Branch defends his bearish view on CNBC
There’s increasing evidence, he cautions, that the U.S. Federal Reserve could go as high as 5.0% on its key rate and create more pain for the equities market moving forward.
Earnings estimates that continue to be rather aggressive also fed into his dovish view. On CNBC’s “Closing Bell: Overtime”, Branch said:
Even if the economy stays flat next year, 2023 earnings estimates need to come down 7.0% and so equities just aren’t safe in the wake of macro-global turmoil combined with us being at the beginning of QT.
The benchmark index is currently down over 20% for the year.
Would it matter if the Fed chooses to pause?

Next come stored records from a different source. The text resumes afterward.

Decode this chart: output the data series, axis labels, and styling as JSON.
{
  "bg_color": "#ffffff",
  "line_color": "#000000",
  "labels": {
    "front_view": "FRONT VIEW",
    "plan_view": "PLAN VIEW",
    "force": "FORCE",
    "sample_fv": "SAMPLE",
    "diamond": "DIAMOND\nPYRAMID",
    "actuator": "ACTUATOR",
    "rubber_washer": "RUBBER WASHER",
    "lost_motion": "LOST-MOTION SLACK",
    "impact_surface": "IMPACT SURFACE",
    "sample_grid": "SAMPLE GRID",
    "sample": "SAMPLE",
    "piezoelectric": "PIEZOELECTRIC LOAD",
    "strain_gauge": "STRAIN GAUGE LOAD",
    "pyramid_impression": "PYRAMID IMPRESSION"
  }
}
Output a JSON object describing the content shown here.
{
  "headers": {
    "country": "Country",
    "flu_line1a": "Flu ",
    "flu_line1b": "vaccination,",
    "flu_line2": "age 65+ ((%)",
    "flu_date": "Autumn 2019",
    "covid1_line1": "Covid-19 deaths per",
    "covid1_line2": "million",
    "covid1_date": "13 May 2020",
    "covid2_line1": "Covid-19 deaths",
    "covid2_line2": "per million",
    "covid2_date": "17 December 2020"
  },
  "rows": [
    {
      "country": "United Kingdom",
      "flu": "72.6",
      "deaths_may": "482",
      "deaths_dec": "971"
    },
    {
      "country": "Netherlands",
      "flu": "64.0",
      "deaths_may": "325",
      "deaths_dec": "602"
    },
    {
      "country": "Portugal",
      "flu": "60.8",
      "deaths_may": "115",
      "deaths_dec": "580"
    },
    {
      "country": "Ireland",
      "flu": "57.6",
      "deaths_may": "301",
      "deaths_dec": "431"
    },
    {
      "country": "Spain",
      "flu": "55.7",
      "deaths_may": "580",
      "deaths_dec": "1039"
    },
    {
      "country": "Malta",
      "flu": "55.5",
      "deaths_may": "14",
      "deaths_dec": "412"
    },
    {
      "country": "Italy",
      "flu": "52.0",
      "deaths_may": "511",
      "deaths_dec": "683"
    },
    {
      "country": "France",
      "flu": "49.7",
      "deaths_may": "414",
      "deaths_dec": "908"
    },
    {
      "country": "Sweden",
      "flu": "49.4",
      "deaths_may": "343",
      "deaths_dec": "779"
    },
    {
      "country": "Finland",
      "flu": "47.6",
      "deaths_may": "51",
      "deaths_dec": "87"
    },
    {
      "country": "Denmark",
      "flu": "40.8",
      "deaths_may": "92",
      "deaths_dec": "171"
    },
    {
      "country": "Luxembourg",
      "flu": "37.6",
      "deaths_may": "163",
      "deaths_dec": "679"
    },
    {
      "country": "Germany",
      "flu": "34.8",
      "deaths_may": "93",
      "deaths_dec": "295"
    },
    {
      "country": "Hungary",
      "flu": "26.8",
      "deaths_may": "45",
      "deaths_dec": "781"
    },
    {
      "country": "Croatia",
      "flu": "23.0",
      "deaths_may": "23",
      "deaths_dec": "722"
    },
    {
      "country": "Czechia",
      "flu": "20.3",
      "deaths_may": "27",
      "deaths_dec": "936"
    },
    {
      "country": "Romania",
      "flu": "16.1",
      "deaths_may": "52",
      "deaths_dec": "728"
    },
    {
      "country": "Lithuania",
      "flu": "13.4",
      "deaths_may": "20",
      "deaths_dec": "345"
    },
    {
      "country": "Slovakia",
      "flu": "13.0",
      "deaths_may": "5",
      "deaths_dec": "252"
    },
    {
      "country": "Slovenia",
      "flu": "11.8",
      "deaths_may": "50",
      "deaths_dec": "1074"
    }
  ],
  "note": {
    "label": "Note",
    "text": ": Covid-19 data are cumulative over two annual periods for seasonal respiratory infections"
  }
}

Branch entertained the possibility of a pause after two more rate hikes this year but doesn’t see it enough for the start of a new bull market.
A return to cutting rates, he noted, is of essence for the market to bottom – and that’s unlikely anytime soon.
What’s going to make them pivot is: we either need to see labour market approach 5.0% unemployment, or a major contraction in the economy, or inflation come down by 200 bps. We haven’t seen any of these.
Last week, consumer prices were reported up 0.4% for the month of September, reiterating that inflation was indeed stickier than expected.